Dramir lief schnell, und Gerrit hatte große Mühe, mit ihm Schritt zu halten. Zudem wurden seine kurzen Beine durch die Angst geradezu betäubt – Angst, die bald in Panik umschlagen könnte. Hinter jeder Kurve, aus jeder angrenzenden Gasse konnten die Soldaten des Kanzlers Barateon hervorstürmen und würden dann nicht lange zögern. „Der Kanzler“, hatte Gerrit von seinem großen Bruder erfahren, „kennt kein Erbarmen mit Abtrünnigen und Rebellen“; inwiefern der kleine Gerrit aber ein Rebell sein sollte, hatte er nicht verstanden. Warum die Soldaten ihn töten wollten, erst recht nicht.
„Dort vorne ist das Tor!“, jubelte Dramir im Rennen und vergewisserte sich mit einem Schulterblick, dass Gerrit noch hinter ihm war. Das auf ihn zuschwingende Schwert sah nur sein kleiner Bruder, aber Dramir spürte, wie es seinen Bauch aufritzte. Sie waren von den Soldaten gesehen worden. Dramir sank zu Boden.

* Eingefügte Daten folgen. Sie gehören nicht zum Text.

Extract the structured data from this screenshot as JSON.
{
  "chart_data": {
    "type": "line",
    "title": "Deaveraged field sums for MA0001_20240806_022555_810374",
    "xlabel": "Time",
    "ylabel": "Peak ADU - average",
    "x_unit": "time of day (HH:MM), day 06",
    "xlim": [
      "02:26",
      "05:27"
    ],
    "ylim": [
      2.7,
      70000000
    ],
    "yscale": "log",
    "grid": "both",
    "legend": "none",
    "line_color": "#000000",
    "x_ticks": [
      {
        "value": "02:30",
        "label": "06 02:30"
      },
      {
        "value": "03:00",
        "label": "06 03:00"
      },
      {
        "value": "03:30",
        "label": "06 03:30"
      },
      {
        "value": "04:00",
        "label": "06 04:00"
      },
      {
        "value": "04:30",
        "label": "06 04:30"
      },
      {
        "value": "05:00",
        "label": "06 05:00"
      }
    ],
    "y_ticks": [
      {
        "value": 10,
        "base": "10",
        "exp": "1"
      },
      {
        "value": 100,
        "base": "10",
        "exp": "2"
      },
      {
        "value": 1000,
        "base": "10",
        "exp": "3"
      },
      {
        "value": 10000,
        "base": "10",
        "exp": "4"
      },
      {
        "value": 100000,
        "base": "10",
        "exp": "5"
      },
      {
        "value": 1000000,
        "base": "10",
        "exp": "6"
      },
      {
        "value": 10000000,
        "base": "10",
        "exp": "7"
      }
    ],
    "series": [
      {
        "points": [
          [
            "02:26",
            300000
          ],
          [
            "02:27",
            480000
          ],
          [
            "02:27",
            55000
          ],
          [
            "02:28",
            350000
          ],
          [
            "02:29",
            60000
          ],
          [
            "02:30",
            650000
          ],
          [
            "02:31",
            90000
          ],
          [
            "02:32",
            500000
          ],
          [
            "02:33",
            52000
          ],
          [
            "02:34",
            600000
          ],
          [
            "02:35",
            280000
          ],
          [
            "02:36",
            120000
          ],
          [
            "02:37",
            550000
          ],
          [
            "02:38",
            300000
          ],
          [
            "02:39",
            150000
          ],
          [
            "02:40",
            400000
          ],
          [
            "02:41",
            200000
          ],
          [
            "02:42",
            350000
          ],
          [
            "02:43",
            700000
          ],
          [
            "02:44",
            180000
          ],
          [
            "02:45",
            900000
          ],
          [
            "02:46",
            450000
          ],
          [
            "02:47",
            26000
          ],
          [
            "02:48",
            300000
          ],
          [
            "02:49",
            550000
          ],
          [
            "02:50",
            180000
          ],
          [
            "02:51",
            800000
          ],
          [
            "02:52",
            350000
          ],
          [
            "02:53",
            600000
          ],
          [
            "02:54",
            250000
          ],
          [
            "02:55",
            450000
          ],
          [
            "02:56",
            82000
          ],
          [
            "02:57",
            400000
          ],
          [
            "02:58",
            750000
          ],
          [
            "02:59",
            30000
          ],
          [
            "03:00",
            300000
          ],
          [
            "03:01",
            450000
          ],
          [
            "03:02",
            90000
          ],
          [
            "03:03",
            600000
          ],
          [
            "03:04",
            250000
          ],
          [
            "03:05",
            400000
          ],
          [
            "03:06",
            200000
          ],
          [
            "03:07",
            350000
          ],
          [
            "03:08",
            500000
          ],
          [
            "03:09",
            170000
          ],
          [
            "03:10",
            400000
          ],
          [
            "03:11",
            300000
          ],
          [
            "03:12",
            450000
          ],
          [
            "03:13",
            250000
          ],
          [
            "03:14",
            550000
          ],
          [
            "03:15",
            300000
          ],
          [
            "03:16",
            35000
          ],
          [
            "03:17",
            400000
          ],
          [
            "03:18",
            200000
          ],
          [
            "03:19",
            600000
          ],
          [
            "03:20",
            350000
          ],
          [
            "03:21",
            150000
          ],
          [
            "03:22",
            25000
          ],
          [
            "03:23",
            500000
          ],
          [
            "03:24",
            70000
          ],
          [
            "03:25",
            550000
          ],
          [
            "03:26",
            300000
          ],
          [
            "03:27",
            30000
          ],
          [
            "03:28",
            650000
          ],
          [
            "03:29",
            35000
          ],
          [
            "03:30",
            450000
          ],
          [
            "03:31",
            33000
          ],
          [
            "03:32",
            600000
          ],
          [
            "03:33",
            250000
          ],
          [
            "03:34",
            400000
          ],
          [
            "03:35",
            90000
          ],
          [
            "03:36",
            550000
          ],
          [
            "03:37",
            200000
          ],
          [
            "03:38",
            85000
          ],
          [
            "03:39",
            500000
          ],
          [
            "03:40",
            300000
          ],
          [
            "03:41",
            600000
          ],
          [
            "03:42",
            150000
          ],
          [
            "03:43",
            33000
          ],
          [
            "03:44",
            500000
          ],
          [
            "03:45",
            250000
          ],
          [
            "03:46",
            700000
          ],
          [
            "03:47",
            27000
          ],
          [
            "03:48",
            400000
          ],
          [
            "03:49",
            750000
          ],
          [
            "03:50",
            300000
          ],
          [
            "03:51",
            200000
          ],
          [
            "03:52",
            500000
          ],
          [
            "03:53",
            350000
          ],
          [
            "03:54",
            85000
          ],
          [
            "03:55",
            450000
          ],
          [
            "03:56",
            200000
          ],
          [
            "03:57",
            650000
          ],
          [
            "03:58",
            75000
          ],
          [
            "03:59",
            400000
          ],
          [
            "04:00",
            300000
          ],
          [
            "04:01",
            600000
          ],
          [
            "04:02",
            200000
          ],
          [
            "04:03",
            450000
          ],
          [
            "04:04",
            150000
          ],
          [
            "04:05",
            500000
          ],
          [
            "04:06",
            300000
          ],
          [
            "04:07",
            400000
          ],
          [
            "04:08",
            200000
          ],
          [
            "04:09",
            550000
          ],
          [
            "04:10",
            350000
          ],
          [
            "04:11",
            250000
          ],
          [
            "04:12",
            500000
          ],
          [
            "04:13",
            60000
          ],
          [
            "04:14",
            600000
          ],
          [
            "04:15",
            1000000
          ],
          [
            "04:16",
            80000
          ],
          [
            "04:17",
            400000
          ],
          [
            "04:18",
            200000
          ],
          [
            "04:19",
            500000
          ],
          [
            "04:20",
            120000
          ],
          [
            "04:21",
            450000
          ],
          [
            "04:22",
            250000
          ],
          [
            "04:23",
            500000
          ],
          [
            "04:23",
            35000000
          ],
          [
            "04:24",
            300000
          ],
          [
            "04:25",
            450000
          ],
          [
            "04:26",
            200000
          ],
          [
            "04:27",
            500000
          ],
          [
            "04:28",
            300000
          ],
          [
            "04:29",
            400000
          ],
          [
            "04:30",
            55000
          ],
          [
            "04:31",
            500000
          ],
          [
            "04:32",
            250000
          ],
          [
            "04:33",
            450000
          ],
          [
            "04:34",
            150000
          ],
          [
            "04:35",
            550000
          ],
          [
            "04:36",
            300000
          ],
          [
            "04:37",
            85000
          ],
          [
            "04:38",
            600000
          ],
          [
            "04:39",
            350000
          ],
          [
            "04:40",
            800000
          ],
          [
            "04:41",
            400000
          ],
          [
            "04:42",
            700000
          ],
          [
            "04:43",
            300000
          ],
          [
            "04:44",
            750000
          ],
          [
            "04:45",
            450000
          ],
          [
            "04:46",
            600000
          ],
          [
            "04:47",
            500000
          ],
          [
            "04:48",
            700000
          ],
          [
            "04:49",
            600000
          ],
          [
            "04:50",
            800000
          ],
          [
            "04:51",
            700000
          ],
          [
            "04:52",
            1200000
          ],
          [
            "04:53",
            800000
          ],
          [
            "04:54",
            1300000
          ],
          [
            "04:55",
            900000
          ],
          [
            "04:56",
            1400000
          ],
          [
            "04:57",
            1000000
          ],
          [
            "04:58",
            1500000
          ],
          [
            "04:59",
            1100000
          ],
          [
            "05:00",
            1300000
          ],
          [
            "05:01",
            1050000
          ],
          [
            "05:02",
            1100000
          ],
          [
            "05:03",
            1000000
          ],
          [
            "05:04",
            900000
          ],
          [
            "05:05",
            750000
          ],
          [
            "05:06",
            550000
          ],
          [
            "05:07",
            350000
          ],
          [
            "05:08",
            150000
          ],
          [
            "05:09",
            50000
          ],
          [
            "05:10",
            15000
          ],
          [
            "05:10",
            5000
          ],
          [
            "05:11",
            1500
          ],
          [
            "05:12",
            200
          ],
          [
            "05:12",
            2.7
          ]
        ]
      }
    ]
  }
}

Der piepsige Schrei von Gerrit währte nicht lange; denn als zwei herbeigeeilte Wachen der Nordstadt den Soldaten des Kanzlers, der Dramir mit dem Schwert getroffen hatte, niederstreckten, vermochte der kleine Junge bei diesem Anblick von Tod kein Glied mehr zu rühren und versteifte sich mit weit aufgerissenen Augen zu einem Ebenbild starren Entsetzens. Jeglicher Laut blieb ihm in der Kehle stecken und drohte ihn förmlich zu ersticken.

„Verdammt, Gerrit“, keuchte Dramir. „Lauf zum Tor, verdammt, geh durch das Tor!“
Eine der Wachen hob den erstummten Gerrit hoch und eilte mit ihm in Richtung Tor, während sich der andere um Dramir kümmerte und ihn in die Sicherheit des nächsten Stadtringes ziehen wollte. Die Soldaten des Kanzlers ließen ihn aber nicht weit kommen.
Gerrit schaffte es. Plötzlich war er hinter dem Tor, in Sicherheit ... doch sein großer Bruder Dramir fehlte.

Noch immer hatte er Angst, sogar sehr große. Über die Mauern des Stadtringes schallten die Rufe der Soldaten des Kanzlers; „Barateon lässt keine Gnade walten vor den Aufsässigen der Nordstadt!“, schrie eine raue Stimme, die sich anhörte wie die des Henkers auf dem Weg zum Schafott. „Alle Rebellen hier sind des Todes!“

Inmitten der eilig umherlaufenden Wachen stand der kleine Gerrit ängstlich und verloren da. Der Kanzler hatte den ersten Teil der Nordstadt eingenommen; die restlichen waren wohl nur noch eine Frage der Zeit.

„Tod den Rebellen!“, erscholl es abermals. Inwiefern er oder sein Bruder aber mehr gewesen sein sollten als Bürger der Nordstadt, das verstand Gerrit nicht. Tatsächlich wusste er in seiner kindlichen Unschuld noch nicht einmal, was ein Rebell überhaupt war.